A neighbor, whose son Herb had gone to school with, came over, and in her distress, at the loss of her son, pounded on Uncle Herb’s chest, (the wounded chest), saying, “Why? Why did you make it back but my son did not!?”

At the time, my father didn’t know the extent of his uncle’s wounds, and what amount of physical pain he must have felt, as well as emotional and mental anguish.  Herb never complained.  Instead, he chose to work and start his own business as a milkman, calling it Queen City Dairy.

He would work 12 to 16 hours a day, starting at 3:30 in the morning, picking up the milk at the farm or dairy plant.  My dad got to work with his uncle as a young man, doing deliveries, Uncle Herb, hearing my dad was struggling with multiplication tables, took it upon himself to drill him mercilessly, until he knew them frontwards and back.  At the time he was not particularly thankful, but of course, understands the love now.

Uncle Herb’s story was one of determination, never blaming others for the struggles and tough luck he had.  He was instead choosing to be thankful and pursued his dream to be successful.

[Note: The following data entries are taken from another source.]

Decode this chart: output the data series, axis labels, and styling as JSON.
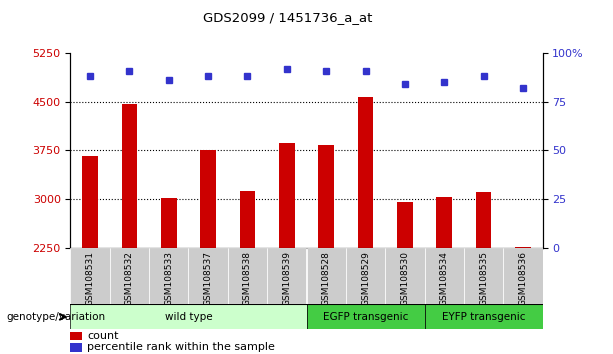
{
  "title": "GDS2099 / 1451736_a_at",
  "samples": [
    "GSM108531",
    "GSM108532",
    "GSM108533",
    "GSM108537",
    "GSM108538",
    "GSM108539",
    "GSM108528",
    "GSM108529",
    "GSM108530",
    "GSM108534",
    "GSM108535",
    "GSM108536"
  ],
  "counts": [
    3670,
    4470,
    3010,
    3750,
    3120,
    3870,
    3840,
    4570,
    2950,
    3040,
    3110,
    2260
  ],
  "percentiles": [
    88,
    91,
    86,
    88,
    88,
    92,
    91,
    91,
    84,
    85,
    88,
    82
  ],
  "ylim_left": [
    2250,
    5250
  ],
  "ylim_right": [
    0,
    100
  ],
  "yticks_left": [
    2250,
    3000,
    3750,
    4500,
    5250
  ],
  "yticks_right": [
    0,
    25,
    50,
    75,
    100
  ],
  "grid_values": [
    3000,
    3750,
    4500
  ],
  "bar_color": "#cc0000",
  "dot_color": "#3333cc",
  "group_labels": [
    "wild type",
    "EGFP transgenic",
    "EYFP transgenic"
  ],
  "group_ranges": [
    [
      0,
      6
    ],
    [
      6,
      9
    ],
    [
      9,
      12
    ]
  ],
  "group_colors": [
    "#ccffcc",
    "#44cc44",
    "#44cc44"
  ],
  "legend_label_count": "count",
  "legend_label_pct": "percentile rank within the sample",
  "xlabel_group": "genotype/variation",
  "tick_label_color_left": "#cc0000",
  "tick_label_color_right": "#3333cc",
  "xticklabel_bg": "#cccccc",
  "bar_width": 0.4
}
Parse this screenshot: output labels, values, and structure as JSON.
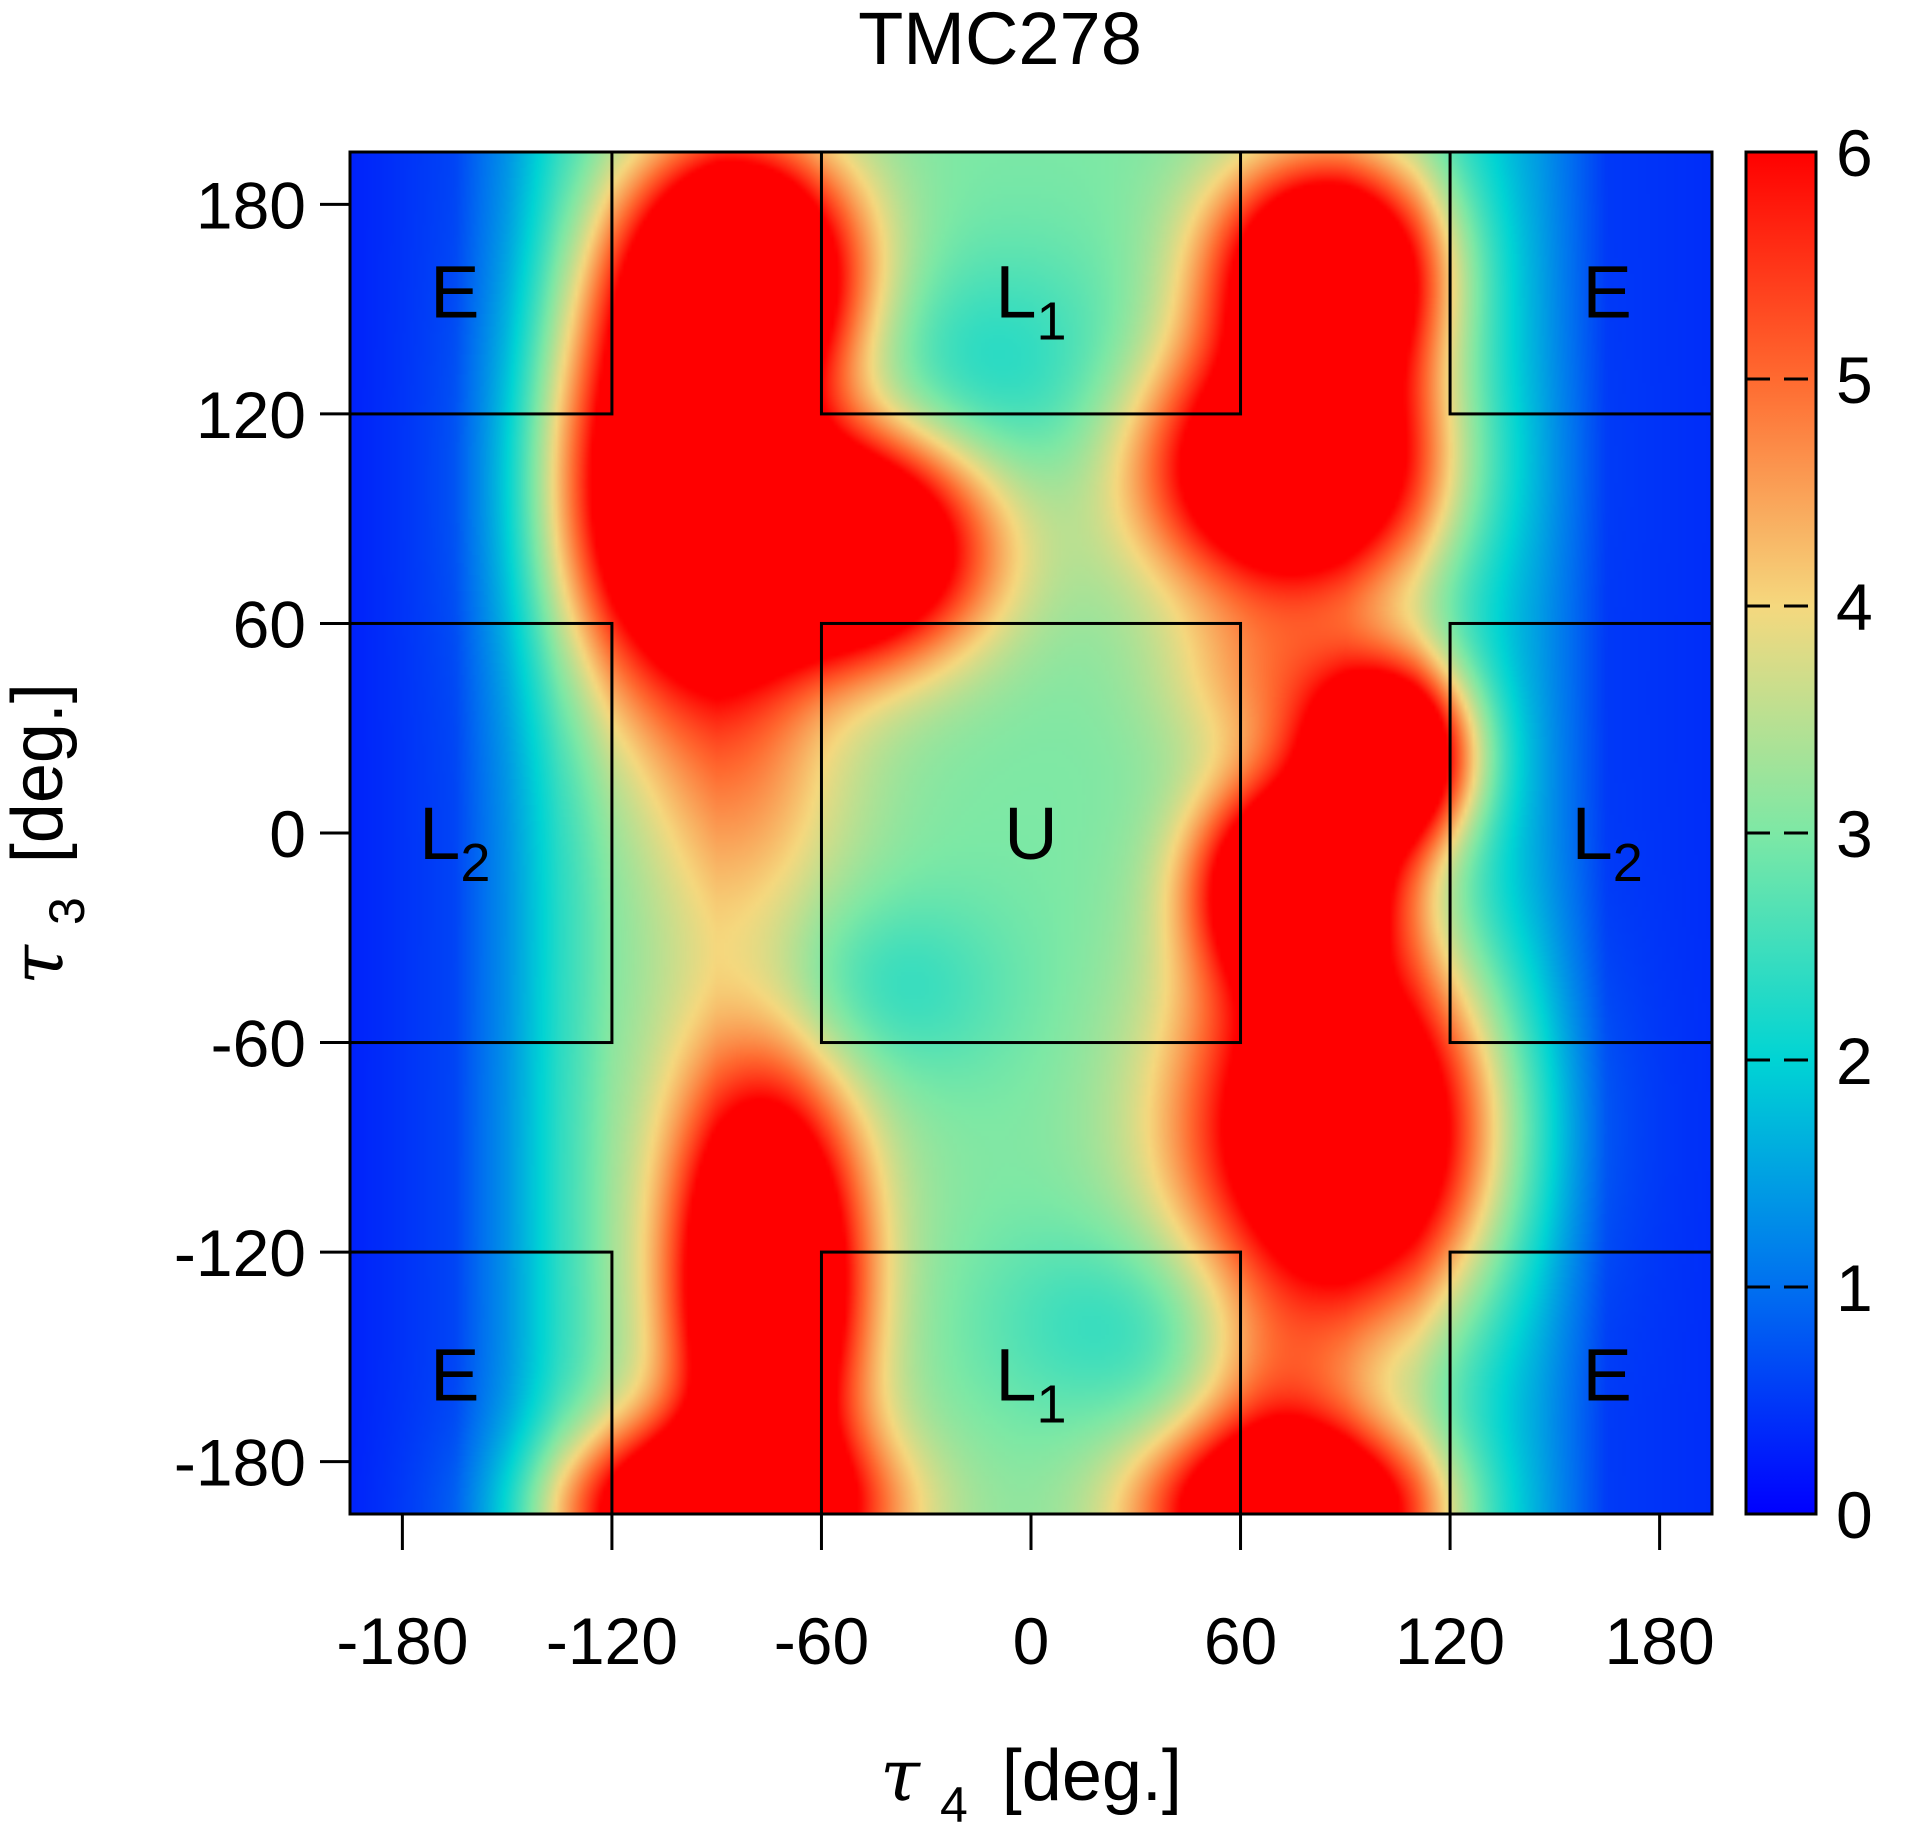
{
  "chart_data": {
    "type": "heatmap",
    "title": "TMC278",
    "xlabel": {
      "symbol": "τ",
      "sub": "4",
      "unit": "[deg.]"
    },
    "ylabel": {
      "symbol": "τ",
      "sub": "3",
      "unit": "[deg.]"
    },
    "xlim": [
      -195,
      195
    ],
    "ylim": [
      -195,
      195
    ],
    "xticks": [
      -180,
      -120,
      -60,
      0,
      60,
      120,
      180
    ],
    "yticks": [
      -180,
      -120,
      -60,
      0,
      60,
      120,
      180
    ],
    "xtick_labels": [
      "-180",
      "-120",
      "-60",
      "0",
      "60",
      "120",
      "180"
    ],
    "ytick_labels": [
      "-180",
      "-120",
      "-60",
      "0",
      "60",
      "120",
      "180"
    ],
    "colorbar": {
      "range": [
        0,
        6
      ],
      "ticks": [
        0,
        1,
        2,
        3,
        4,
        5,
        6
      ],
      "tick_labels": [
        "0",
        "1",
        "2",
        "3",
        "4",
        "5",
        "6"
      ]
    },
    "colormap": [
      "#0000ff",
      "#0070f0",
      "#00d4d4",
      "#7de8a5",
      "#f5d87e",
      "#ff6a30",
      "#ff0000"
    ],
    "regions": [
      {
        "label": "E",
        "sub": "",
        "x": [
          -195,
          -120
        ],
        "y": [
          120,
          195
        ]
      },
      {
        "label": "L",
        "sub": "1",
        "x": [
          -60,
          60
        ],
        "y": [
          120,
          195
        ]
      },
      {
        "label": "E",
        "sub": "",
        "x": [
          120,
          195
        ],
        "y": [
          120,
          195
        ]
      },
      {
        "label": "L",
        "sub": "2",
        "x": [
          -195,
          -120
        ],
        "y": [
          -60,
          60
        ]
      },
      {
        "label": "U",
        "sub": "",
        "x": [
          -60,
          60
        ],
        "y": [
          -60,
          60
        ]
      },
      {
        "label": "L",
        "sub": "2",
        "x": [
          120,
          195
        ],
        "y": [
          -60,
          60
        ]
      },
      {
        "label": "E",
        "sub": "",
        "x": [
          -195,
          -120
        ],
        "y": [
          -195,
          -120
        ]
      },
      {
        "label": "L",
        "sub": "1",
        "x": [
          -60,
          60
        ],
        "y": [
          -195,
          -120
        ]
      },
      {
        "label": "E",
        "sub": "",
        "x": [
          120,
          195
        ],
        "y": [
          -195,
          -120
        ]
      }
    ],
    "energy_model": {
      "x_profile": [
        [
          -195,
          0.3
        ],
        [
          -165,
          0.6
        ],
        [
          -150,
          1.3
        ],
        [
          -135,
          2.2
        ],
        [
          -120,
          2.8
        ],
        [
          -90,
          3.3
        ],
        [
          -60,
          3.0
        ],
        [
          0,
          3.0
        ],
        [
          60,
          3.0
        ],
        [
          90,
          3.0
        ],
        [
          110,
          2.7
        ],
        [
          125,
          2.1
        ],
        [
          145,
          1.4
        ],
        [
          165,
          0.5
        ],
        [
          195,
          0.4
        ]
      ],
      "peaks": [
        {
          "x": -82,
          "y": 160,
          "sx": 22,
          "sy": 24,
          "h": 6
        },
        {
          "x": -100,
          "y": 100,
          "sx": 24,
          "sy": 40,
          "h": 6
        },
        {
          "x": -52,
          "y": 82,
          "sx": 26,
          "sy": 22,
          "h": 6
        },
        {
          "x": 85,
          "y": 160,
          "sx": 22,
          "sy": 22,
          "h": 6
        },
        {
          "x": 75,
          "y": 105,
          "sx": 28,
          "sy": 24,
          "h": 6
        },
        {
          "x": 103,
          "y": 22,
          "sx": 16,
          "sy": 18,
          "h": 6
        },
        {
          "x": 75,
          "y": -15,
          "sx": 18,
          "sy": 20,
          "h": 6
        },
        {
          "x": 90,
          "y": -85,
          "sx": 30,
          "sy": 36,
          "h": 6
        },
        {
          "x": -75,
          "y": -130,
          "sx": 17,
          "sy": 38,
          "h": 6
        },
        {
          "x": -90,
          "y": -195,
          "sx": 30,
          "sy": 17,
          "h": 6
        },
        {
          "x": 75,
          "y": -195,
          "sx": 27,
          "sy": 17,
          "h": 6
        },
        {
          "x": -80,
          "y": 15,
          "sx": 22,
          "sy": 30,
          "h": 1.0
        },
        {
          "x": 70,
          "y": 45,
          "sx": 22,
          "sy": 18,
          "h": 1.4
        },
        {
          "x": 70,
          "y": -160,
          "sx": 16,
          "sy": 22,
          "h": 1.3
        },
        {
          "x": -82,
          "y": -100,
          "sx": 30,
          "sy": 60,
          "h": 0.8
        },
        {
          "x": -15,
          "y": 130,
          "sx": 35,
          "sy": 25,
          "h": -0.8
        },
        {
          "x": -45,
          "y": -45,
          "sx": 25,
          "sy": 20,
          "h": -0.8
        },
        {
          "x": 30,
          "y": -140,
          "sx": 30,
          "sy": 20,
          "h": -0.7
        }
      ]
    }
  }
}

Truth was, Uncle Herb was the kind of guy that everyone liked.  When he would speak with you, he would ask with clarity and sincerity, about how you were, and what was going on in your life.  You had his full attention.  So, as he made his way, he eventually bought a small local bowling alley, and then sold that, and bought about 10% of a 100 lane alley, eventually owning the business outright himself.  He had in fact become rich, a millionaire.  This man, who is left for dead on the battlefield, where all seemed lost, as his life ebbed away, this man who must have wondered, “Why me?”

So, when all seems lost, or really, really bad, remember, that’s not all there is.

As an aside, years later, my dad’s Uncle Herb visited our house in Pendleton, when we were young, along with my grandfather.  As my grandfather played with his five grandkids, Uncle Herb, put his arms around his two nephews, looked at his older brother and said, “Now there is a truly rich man.”, meaning my grandad.  My granddad, while working his whole life, was not wealthy in the material world, but clearly had what Uncle Herb realized truly mattered.